2. Mais on ne peut le suivre lorsqu’il estime que les termes génériques « jugement » et « décision juridictionnelle » prévus respectivement par les articles 350 CPC Sénégalais et 34 AUVE ne concernent que les décisions rendues par les juges du fond à l’exclusion des ordonnances de référé. C’est peut-être vrai pour l’article 356 CPC Sénégalais (nous n’entrerons pas dans cette discussion), mais pour l’article 34 AUVE qui emploie, exprès, un terme générique (cf. Joseph ISSA-SAYEGH, Quelques aspects techniques de l’intégration juridique : l’exemple des Actes uniformes de l’OHADA. Revue de droit uniforme, UNIDROIT, Rome,1999-1, p.5..).
3. Enfin, qu'il nous soit permis de dire quelques mots de l'astreinte prononcée sur son principe et sur son point de départ.
Sur le principe même de l'astreinte, le juge des référés condamne d'avance le tiers saisi à obtempérer puisque, même en cas d'appel du créancier, l'ordonnance devra être exécutée. l'appel n'étant pas suspensif.
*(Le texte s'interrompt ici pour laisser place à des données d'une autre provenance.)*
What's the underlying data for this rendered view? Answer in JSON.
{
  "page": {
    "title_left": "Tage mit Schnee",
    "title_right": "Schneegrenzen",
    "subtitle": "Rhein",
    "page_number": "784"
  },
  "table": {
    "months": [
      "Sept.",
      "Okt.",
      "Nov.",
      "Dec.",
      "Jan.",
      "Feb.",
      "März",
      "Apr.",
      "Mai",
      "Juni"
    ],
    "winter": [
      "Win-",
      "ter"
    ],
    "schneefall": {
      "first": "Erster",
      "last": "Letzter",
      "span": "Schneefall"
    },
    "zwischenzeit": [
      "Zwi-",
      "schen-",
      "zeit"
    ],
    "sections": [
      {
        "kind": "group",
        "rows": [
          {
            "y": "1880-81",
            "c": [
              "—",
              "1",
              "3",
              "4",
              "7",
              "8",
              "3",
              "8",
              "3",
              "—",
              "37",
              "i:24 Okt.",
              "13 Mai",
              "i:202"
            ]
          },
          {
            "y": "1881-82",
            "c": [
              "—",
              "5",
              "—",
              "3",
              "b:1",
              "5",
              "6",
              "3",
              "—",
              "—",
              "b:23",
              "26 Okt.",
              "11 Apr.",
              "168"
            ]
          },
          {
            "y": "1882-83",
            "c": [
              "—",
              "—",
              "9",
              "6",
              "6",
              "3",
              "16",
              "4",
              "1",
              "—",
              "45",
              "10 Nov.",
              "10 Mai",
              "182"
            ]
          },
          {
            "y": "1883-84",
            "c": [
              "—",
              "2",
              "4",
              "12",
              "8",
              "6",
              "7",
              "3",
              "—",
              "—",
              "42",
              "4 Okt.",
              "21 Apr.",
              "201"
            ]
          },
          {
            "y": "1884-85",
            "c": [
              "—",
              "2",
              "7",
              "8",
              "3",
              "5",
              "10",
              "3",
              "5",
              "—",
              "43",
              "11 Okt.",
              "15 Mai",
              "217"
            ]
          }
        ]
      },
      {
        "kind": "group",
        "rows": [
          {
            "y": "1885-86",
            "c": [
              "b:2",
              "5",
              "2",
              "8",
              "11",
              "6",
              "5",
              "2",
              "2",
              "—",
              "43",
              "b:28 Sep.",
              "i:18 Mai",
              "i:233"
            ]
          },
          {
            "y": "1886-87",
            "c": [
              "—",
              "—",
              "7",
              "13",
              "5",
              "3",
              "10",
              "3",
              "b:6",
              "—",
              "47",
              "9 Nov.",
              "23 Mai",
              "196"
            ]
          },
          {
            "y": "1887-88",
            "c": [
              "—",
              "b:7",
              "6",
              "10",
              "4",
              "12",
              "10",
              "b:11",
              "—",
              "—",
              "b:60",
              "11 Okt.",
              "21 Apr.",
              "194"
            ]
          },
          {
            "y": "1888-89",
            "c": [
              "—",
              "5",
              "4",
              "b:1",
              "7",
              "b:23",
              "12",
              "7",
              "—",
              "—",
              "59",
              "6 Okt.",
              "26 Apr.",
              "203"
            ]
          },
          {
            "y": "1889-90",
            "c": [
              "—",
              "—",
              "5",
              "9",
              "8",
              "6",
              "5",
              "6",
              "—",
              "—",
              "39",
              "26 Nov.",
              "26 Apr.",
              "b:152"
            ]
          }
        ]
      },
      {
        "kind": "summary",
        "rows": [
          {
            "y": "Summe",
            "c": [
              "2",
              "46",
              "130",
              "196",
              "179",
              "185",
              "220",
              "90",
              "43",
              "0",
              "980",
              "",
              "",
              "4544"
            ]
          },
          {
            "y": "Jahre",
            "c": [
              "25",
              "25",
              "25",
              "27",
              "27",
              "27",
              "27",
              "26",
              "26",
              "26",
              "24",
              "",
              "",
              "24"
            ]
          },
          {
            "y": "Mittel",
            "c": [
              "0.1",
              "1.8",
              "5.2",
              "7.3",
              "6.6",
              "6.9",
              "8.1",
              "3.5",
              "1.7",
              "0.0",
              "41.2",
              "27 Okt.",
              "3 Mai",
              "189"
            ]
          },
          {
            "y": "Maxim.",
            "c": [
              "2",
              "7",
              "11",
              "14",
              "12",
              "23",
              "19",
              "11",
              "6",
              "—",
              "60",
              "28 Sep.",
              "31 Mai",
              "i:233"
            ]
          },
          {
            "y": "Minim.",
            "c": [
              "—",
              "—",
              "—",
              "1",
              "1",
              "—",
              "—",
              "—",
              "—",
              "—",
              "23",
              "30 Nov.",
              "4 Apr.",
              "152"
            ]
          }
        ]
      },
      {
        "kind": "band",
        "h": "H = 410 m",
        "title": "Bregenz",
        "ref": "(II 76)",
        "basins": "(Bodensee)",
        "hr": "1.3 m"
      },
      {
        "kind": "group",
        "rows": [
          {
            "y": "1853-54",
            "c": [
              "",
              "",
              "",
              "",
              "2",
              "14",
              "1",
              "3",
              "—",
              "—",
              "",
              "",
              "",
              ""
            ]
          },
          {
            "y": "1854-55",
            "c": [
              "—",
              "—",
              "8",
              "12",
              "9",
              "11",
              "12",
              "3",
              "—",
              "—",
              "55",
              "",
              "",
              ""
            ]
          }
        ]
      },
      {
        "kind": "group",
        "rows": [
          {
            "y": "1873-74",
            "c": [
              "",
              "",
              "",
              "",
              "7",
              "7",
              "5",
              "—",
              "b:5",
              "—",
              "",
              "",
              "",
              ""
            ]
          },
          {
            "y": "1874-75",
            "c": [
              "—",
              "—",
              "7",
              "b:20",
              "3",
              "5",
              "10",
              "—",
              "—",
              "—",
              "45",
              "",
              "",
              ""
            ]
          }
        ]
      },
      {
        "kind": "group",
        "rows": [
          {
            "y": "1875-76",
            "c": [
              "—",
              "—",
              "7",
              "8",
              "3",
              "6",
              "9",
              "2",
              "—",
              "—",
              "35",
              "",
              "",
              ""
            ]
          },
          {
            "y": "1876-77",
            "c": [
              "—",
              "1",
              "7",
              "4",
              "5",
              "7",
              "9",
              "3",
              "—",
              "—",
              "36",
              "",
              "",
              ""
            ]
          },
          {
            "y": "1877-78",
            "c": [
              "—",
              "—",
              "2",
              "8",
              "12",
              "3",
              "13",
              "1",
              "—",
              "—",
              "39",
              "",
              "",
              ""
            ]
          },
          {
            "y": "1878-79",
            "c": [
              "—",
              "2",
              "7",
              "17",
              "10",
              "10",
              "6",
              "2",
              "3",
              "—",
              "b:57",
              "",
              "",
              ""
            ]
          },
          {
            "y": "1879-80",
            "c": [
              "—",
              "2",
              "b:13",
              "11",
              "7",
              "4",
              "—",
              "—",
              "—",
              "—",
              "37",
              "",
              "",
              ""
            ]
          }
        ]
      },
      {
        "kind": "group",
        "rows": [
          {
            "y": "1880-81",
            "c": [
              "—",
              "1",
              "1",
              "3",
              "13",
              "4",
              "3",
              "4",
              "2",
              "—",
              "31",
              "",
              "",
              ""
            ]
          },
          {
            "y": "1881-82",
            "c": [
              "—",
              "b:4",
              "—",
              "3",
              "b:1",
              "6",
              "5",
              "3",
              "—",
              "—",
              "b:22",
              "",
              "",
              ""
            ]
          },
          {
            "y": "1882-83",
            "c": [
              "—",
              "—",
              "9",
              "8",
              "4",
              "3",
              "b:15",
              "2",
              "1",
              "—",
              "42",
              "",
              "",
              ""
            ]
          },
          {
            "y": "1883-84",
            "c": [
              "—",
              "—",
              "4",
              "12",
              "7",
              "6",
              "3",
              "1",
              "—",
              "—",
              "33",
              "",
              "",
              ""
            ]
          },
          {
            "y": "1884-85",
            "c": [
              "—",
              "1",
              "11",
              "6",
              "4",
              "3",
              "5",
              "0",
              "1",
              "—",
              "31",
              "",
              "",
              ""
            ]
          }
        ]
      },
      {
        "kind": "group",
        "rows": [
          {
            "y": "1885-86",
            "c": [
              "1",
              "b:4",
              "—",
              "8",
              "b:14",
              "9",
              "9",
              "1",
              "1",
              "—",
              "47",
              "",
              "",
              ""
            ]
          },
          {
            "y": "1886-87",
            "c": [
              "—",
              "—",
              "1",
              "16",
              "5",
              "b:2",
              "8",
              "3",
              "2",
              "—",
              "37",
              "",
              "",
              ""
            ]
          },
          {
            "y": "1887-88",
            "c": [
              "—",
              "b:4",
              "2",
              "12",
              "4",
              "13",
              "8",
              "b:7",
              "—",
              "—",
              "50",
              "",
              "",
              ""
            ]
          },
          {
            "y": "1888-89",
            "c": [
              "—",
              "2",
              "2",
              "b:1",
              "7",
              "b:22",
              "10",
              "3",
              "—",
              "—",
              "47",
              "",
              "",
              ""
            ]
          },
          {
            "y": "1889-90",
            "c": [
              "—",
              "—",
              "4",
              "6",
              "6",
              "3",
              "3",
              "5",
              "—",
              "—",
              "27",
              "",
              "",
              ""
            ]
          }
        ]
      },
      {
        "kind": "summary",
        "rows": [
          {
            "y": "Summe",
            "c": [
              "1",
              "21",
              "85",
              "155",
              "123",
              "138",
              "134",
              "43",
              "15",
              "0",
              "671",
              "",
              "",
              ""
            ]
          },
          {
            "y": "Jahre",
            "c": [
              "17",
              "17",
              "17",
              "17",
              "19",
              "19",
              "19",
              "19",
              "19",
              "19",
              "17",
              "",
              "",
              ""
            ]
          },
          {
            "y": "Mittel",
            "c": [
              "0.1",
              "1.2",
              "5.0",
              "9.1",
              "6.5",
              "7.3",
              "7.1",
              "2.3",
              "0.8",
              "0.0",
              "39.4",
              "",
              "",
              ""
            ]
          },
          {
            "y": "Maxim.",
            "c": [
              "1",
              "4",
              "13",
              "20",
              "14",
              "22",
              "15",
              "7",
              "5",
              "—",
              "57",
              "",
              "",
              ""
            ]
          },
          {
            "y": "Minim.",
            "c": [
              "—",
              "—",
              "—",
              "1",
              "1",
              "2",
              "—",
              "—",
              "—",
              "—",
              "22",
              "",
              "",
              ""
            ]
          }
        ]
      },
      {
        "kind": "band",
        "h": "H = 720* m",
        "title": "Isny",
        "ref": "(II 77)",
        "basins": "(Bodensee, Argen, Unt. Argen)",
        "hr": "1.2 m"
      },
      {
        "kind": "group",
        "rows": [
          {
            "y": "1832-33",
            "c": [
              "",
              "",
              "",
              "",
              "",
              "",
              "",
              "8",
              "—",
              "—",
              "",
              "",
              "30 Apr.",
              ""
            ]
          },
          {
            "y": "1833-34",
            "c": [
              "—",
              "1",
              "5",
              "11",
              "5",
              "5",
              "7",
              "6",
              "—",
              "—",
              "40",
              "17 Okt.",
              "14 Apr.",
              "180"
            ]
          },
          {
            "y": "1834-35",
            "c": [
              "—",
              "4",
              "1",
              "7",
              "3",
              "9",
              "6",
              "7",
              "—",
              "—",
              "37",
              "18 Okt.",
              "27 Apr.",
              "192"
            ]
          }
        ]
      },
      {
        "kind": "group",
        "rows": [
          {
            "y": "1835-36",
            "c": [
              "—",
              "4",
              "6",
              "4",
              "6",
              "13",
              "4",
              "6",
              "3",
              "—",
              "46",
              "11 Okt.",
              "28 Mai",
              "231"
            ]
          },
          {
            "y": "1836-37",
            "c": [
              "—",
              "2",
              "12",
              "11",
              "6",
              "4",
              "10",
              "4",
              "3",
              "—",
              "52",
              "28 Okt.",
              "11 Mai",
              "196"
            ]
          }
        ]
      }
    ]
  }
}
Or, les exemples ne manquent pas où l'on a vu des tiers saisis condamnés à dédommager le créancier saisissant qui avait obtenu gain de cause en appel, au motif qu'il se serait exécuté à la légère, alors même qu'il n'avait fait qu'obéir à un ordre légitime. Certes, ce sont les décisions de condamnation qui sont critiquables, dans ce cas, mais cela démontre l'incohérence ou le défaut d'harmonisation du comportement des juges.
Deuxième question : pourquoi n'avoir pas fixé le point de départ de cette mesure (au jour de la signification de l'ordonnance ou à partir d'un délai déterminé postérieurement au prononcé de l'ordonnance ? Il est évident qu'en l'absence d'une telle précision, c'est la date du prononcé de l'ordonnance qui en constitue le point de départ, ce qui est tout à fait irréaliste si on considère qu'il faut un minimum de quelques jours pour que le tiers saisi prenne ses dispositions afin d'opérer la mainlevée de la saisie d'une façon effective et correcte.